What is keto diet?

The ketogenic diet is a high-fat, moderate-protein, and low-carbohydrate diet that has been used for over a century to treat certain medical conditions, such as epilepsy. More recently, it has gained popularity as a weight loss and general health-promoting diet.  The goal of the ketogenic diet is to put the body into a metabolic state called ketosis, in which it uses ketones (small molecules produced in the liver from fat) as its primary fuel source instead of glucose (which comes from carbohydrates).

By limiting carbohydrate intake, the body is forced to use stored fat for energy, resulting in weight loss and other potential health benefits.  Typically, a well-formulated ketogenic diet involves consuming 70-80% of calories from fat, 20-25% from protein, and only 5-10% from carbohydrates. This translates to a daily intake of 20-50 grams of carbohydrates for most people, although individual needs may vary.  Foods that are allowed on a ketogenic diet include healthy fats such as avocado, nuts and seeds, coconut oil, olive oil, and fatty fish; moderate amounts of protein from sources such as meat, eggs, and dairy; and low-carbohydrate vegetables such as leafy greens, broccoli, and cauliflower.

Foods that should be avoided or limited on a ketogenic diet include high-carbohydrate foods such as grains, legumes, fruit, and starchy vegetables; as well as processed and sugary foods.  Research suggests that a well-formulated ketogenic diet may offer several potential health benefits, such as:

Weight loss: By limiting carbohydrate intake and promoting the use of stored fat for energy, the ketogenic diet may help people lose weight and improve body composition.

Improved blood sugar control: The ketogenic diet may help regulate blood sugar levels and improve insulin sensitivity, which can be beneficial for people with diabetes or prediabetes.
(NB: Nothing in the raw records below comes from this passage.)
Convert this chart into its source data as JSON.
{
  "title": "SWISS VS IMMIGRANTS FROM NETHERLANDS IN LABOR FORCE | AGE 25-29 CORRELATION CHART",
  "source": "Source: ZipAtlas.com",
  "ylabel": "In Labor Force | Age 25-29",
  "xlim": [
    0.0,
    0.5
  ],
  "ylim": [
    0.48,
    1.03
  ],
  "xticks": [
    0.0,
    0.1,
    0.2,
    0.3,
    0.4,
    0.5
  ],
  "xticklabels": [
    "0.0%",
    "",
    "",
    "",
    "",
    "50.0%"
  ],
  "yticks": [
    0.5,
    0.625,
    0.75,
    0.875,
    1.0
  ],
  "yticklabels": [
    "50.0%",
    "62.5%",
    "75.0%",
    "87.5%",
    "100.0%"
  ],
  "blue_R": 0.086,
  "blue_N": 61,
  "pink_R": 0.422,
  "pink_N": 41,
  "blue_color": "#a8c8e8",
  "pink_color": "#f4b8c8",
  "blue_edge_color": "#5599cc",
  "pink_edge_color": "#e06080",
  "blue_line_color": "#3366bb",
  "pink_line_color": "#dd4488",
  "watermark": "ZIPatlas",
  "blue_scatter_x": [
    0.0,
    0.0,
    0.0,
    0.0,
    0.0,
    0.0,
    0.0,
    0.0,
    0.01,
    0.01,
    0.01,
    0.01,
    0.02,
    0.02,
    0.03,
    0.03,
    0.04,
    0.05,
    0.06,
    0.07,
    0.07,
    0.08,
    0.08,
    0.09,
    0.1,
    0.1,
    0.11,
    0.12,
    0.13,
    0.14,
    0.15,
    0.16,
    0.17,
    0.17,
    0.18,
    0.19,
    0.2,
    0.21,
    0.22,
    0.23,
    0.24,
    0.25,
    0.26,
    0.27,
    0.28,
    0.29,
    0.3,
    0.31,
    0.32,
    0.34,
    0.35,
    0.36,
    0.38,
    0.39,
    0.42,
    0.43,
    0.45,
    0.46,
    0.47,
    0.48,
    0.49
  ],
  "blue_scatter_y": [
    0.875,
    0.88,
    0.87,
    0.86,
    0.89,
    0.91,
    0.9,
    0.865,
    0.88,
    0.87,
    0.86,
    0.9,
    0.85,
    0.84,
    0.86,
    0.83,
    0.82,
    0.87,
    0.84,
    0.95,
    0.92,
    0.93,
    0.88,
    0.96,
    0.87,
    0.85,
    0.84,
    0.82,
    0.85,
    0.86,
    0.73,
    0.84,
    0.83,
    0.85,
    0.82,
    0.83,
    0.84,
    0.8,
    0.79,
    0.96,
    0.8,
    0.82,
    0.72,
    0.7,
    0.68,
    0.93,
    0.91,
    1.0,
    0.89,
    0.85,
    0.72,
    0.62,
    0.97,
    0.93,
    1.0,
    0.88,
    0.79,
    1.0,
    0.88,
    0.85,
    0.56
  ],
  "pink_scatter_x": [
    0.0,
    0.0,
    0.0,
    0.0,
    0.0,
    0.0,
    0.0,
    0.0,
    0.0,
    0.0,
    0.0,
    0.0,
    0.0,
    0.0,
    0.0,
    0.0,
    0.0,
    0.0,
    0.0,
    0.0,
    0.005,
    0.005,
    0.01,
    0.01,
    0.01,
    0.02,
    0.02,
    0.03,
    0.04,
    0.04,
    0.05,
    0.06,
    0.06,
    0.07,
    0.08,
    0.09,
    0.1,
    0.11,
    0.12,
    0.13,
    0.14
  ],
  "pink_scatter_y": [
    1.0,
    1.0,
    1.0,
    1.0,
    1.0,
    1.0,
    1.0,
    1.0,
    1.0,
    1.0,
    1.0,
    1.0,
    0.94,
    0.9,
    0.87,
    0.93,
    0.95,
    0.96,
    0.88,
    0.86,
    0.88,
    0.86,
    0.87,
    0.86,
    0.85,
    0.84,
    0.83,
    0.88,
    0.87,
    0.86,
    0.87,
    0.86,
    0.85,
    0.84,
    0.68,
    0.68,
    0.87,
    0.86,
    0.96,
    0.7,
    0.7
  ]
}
Reduced inflammation: The ketogenic diet may have anti-inflammatory effects, which could be beneficial for people with conditions such as arthritis or other inflammatory disorders. Reduced risk of certain diseases:

Some studies suggest that the ketogenic diet may help reduce the risk of certain diseases, such as cancer, Alzheimer's disease, and cardiovascular disease. However, more research is needed to fully understand these potential benefits.

Despite its potential benefits, the ketogenic diet may not be suitable for everyone. Potential risks and side effects may include Nutrient deficiencies: Because the diet restricts certain food groups, such as fruits and grains, it can be difficult to get all the necessary nutrients, such as fiber and vitamins, without careful planning.

Digestive issues: Some people may experience digestive issues such as constipation or diarrhea when first starting the diet. "Keto flu": During the initial transition period, some people may experience flu-like symptoms such as fatigue, headaches, and nausea as the body adjusts to using ketones as its primary fuel source.